Tanya Houghton is a social documentary photographer based in London. Having studied at Goldsmiths University, she comes from a background of sociology and constructed photography, working on a range of projects. Her practice overlaps the boundaries between documentary photography and conceptual art based practice.
Her work examines the details within the everyday, unearthing the unexpected within the familiar, it is the desire to collect and compare them which motivates her work. Her current practice focuses on themes centred around landscape and memory, with a strong interest between the tension of the Urban (man) and the Rural (nature) and the interactions between the two.
Tom Hunter is an artist using photography and film, living and working in London. He is Professor of Photography at the LCC, University of the Arts, London.
His work has been exhibited nationally and internationally; including The Tate Gallery, The Serpentine Gallery and The V&A London; the Modernamuseet, Stockholm and Prado, Madrid. His work is in collections which include MOMA, New York; the V&A London; The Tate Gallery, London; the Smithsonian, Washington and the Los Angeles County Museum of Art.
In 1998 ‘Woman Reading a Possession Order’ from his series ‘Persons Unknown’, won the Photographic Portrait Award at the National Portrait Gallery. In 2006 Tom became the only artist to have a solo photography show at the National Gallery with his series ‘Living in Hell and Other Stories’.
Dr. Paul Lowe
Dr. Paul Lowe is a Reader in Documentary Photography and the Course Leader of the Masters programme in Photojournalism and Documentary Photography at the London College of Communication, University of the Arts, London, UK. Paul is an award-winning photographer, whose work is represented by Panos Pictures, and who has been published in Time, Newsweek, Life, The Sunday Times Magazine, The Observer and The Independent amongst others. He has covered breaking news the world over, including the fall of the Berlin Wall, Nelson Mandela’s release, famine in Africa, the conflict in the former Yugoslavia and the destruction of Grozny.
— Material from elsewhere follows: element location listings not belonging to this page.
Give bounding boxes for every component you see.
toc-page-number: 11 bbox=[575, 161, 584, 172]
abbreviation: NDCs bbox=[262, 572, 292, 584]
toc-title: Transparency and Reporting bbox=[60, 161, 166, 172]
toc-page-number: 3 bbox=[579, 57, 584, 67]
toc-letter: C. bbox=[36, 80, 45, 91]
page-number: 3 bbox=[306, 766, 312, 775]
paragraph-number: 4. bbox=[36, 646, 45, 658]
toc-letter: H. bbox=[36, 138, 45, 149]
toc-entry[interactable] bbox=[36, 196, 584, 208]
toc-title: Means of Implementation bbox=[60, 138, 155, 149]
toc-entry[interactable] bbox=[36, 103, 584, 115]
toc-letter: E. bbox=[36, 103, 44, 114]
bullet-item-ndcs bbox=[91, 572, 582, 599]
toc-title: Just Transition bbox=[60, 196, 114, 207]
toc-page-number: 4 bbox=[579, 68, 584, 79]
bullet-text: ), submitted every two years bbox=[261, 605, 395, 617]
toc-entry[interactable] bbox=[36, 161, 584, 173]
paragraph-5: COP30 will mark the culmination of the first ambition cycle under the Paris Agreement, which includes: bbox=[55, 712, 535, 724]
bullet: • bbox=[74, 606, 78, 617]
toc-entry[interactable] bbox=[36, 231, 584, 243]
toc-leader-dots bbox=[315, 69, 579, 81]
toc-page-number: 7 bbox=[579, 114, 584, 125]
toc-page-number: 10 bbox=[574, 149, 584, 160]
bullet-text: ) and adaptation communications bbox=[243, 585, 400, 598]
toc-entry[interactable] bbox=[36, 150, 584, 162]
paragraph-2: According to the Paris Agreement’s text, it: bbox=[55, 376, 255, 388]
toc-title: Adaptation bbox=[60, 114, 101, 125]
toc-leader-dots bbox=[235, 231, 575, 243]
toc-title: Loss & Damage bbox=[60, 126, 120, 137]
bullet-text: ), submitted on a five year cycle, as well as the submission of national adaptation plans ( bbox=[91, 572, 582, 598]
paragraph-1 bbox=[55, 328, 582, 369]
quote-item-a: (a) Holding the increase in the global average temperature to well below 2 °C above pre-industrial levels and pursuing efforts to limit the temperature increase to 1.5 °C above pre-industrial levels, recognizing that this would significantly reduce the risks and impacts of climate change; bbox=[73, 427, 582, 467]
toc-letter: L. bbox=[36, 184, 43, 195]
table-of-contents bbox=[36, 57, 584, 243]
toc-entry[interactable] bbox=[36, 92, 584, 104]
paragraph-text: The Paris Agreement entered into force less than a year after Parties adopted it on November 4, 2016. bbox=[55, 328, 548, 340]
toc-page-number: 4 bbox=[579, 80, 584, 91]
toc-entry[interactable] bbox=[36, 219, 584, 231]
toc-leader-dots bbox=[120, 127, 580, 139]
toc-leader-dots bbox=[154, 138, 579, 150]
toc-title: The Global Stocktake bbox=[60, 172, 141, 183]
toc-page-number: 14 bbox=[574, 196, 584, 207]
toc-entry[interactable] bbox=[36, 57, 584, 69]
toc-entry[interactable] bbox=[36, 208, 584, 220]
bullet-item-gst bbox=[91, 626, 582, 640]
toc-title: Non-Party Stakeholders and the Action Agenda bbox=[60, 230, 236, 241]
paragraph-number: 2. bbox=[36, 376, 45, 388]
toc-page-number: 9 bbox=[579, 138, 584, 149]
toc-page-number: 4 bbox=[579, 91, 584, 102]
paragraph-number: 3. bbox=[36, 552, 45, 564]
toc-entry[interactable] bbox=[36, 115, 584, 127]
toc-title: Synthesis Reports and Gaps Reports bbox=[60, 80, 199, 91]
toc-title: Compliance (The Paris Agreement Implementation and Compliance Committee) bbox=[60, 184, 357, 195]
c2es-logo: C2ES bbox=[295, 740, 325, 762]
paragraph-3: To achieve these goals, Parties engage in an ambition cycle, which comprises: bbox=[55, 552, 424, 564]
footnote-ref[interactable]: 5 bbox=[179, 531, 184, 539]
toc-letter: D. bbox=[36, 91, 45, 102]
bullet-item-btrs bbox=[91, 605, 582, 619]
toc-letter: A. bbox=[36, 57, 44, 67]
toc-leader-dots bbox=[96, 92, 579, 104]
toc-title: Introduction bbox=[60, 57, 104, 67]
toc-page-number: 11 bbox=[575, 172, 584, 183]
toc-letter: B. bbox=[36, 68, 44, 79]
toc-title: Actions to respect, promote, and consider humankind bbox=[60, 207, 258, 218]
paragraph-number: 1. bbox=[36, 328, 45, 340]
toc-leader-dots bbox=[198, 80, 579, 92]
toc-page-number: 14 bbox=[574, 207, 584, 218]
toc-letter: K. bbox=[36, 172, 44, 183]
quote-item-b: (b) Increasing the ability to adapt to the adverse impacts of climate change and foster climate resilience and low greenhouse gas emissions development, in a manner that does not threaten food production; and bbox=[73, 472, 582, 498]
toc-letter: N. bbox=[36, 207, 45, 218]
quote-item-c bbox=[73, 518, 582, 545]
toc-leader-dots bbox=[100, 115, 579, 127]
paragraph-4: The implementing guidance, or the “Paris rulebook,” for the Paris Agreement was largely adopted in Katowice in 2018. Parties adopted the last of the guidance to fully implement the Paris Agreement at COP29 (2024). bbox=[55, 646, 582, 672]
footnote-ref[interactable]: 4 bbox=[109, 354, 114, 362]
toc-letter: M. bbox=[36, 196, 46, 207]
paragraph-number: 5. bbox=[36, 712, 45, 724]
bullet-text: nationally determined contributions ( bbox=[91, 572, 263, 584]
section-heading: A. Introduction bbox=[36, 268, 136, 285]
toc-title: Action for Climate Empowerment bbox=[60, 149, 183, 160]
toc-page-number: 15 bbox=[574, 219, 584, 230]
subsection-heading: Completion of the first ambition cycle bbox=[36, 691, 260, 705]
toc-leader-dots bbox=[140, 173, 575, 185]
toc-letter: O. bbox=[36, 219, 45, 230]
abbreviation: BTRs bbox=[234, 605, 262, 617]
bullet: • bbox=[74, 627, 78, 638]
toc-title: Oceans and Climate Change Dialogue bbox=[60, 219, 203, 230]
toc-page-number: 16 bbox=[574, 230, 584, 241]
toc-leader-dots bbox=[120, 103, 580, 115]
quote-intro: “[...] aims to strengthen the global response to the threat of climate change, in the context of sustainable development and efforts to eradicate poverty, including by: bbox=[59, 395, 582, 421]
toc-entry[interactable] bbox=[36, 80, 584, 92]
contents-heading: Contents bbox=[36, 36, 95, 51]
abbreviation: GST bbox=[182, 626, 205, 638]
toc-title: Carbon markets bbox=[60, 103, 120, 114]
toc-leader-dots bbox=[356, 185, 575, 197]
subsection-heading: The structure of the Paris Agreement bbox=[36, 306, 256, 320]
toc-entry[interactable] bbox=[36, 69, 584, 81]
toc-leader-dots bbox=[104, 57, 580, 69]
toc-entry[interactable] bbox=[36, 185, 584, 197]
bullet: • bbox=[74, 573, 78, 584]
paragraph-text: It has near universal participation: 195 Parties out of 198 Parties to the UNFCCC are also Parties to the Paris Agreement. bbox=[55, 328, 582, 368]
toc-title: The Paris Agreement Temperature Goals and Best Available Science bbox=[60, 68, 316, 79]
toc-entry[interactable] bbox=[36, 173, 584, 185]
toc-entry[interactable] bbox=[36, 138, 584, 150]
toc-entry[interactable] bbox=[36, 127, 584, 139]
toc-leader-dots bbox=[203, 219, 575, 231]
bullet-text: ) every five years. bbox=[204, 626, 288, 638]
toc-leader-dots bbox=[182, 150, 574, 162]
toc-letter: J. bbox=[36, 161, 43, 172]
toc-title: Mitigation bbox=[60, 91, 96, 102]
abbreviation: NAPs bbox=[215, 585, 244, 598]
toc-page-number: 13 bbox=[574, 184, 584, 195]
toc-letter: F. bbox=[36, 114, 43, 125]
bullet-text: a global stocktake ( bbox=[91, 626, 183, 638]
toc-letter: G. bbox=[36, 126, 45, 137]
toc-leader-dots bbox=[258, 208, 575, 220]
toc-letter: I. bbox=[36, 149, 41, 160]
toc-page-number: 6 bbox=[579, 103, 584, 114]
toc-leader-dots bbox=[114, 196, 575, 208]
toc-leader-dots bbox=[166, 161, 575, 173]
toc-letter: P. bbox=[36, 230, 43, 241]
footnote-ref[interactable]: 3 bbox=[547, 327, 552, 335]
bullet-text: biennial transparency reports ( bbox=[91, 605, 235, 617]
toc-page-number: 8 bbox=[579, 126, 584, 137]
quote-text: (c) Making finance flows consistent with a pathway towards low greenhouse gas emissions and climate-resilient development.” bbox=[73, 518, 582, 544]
His book, Bosnians, documenting 10 years of the war and post war situation in Bosnia, was published in April 2005 by Saqi books. His research interest focuses on the photography of conflict, and he has contributed chapters to the books Picturing Atrocity: Photography in Crisis (Reaktion, 2012) and Photography and Conflict. His most recent books include Photography Masterclass published by Thames and Hudson, and Understanding Photojournalism, co-authored with Dr. Jenny Good, published by Bloomsbury Academic Press.
Anthony Palmer works with architecture and urban landscape projects as a photographer and also has a background as a video ethnographer. As a freelance educator he leads photographic walks, workshops and architecture tours for the Royal Institute of British Architects. He holds a Masters in Sociology from Goldsmiths, University of London where in 2013 he completed the course in Photography and Urban Cultures.
Dr. Nirmal Puwar
Dr. Nirmal Puwar is a Reader in Sociology at Goldsmiths, University of London. Her work explores postcolonialism, institutions, race and gender, and critical methodologies. She is author of Space Invaders: Race, Gender and Bodies out of place (2004) and co-editor of eighteen collections, including: Live Methods; Intimacy in Research; Post-colonial Bourdieu; Fashion and Orientalism, and South Asian Women in the Diaspora. She is co-convener of the Race Forum of the British Sociological Association. In her recent work she has collaboratively worked on a number of projects involved with inventive and public method.
Jennifer has been an active member of London Independent Photography for ten years, showing work regularly at group exhibitions. For seven years she has been a member of the Crossing Lines forum convened by John Levett at Goldsmiths College, and as part of that group has participated in various collaborative photographic engagements with the urban landscape, for example The London Villages, Loose Traverse and Swanscombe Marshes Projects.
Jennifer previously worked as a psychotherapist, and loves to sing jazz, both of which activities resonate with her photographic approach.
In 2017 she attended the International Urban Photography Summer School at Goldsmiths College.
Anita Strasser is an urban photographer / visual sociologist, currently doing an AHRC-funded PhD in Visual Sociology at Goldsmiths, University of London. Her main research interests are the everyday practices of urban communities, the regeneration and gentrification of cities, particularly London, and the representation of class, as well as visual research methods, community arts and participatory photographic practice. She is an active member of the Urban Photographers Association, the International Visual Sociology Association, and the Centre of Urban and Community Research at Goldsmiths.